Background: Critical thinking skills (CTS) are essential in medical education. Problem-based learning (PBL) effectively develops CTS, with generative AI (e.g., ChatGPT) offering enhancement potential.
Objectives: This study investigates how a tutor-managed ChatGPT-PBL model: (1) reconfigures tutor/peer roles and CTS compared to traditional PBL; (2) establishes predictive relationships between tutor/peer roles and CTS and (3) confirms optimal operational parameters for tutor-managed ChatGPT to enhance CTS.
Methods: A quasi-experimental study assigned 170 medical students to either a ChatGPT-PBL or a traditional PBL group. Data from a 31-item survey assessing tutor and peer roles and CTS, along with learning logs and tutor observations for 36 participants, recorded AI engagement metrics (e.g., query frequency, multi-source validation, comparative questioning). The intervention used a pre-defined "3-2-60 Rule" (≥3 queries/session, ≥2 authoritative sources/claim, >60% comparative framing), derived from existing literature, to guide ChatGPT engagement. Interrelationships were examined.

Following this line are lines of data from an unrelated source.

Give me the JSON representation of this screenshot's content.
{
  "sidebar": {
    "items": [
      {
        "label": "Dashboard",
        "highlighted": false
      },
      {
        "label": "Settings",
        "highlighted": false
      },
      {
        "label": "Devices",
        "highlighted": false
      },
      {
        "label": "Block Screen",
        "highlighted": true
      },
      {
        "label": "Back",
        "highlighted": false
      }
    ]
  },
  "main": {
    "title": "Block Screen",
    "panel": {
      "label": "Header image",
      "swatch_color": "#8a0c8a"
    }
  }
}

Results: ChatGPT-PBL improved CTS outcomes, enhancing tutor-guided constructive/self-directed/contextual/collaborative learning and peer-driven information processing/communication/critical analysis. Regression identified collaborative learning and information processing as CTS predictors in both approaches, but ChatGPT shifted their influence: collaborative learning's role decreased while information processing's increased. High adherence to the "3-2-60 Rule" correlated with CTS gains, with high-engagement groups (>3 queries, ≥2 sources, comparative framing) outperforming peers.
Conclusions: Tutor-managed ChatGPT reconfigures tutor/peer roles in PBL to enhance CTS development. Structured peer-ChatGPT-tutor interactions (following the 3-2-60 rule) contributed to enhancing CTS. Given ChatGPT's socioemotional limitations, future implementations should embed adversarial ChatGPT tasks and ethical transparency protocols.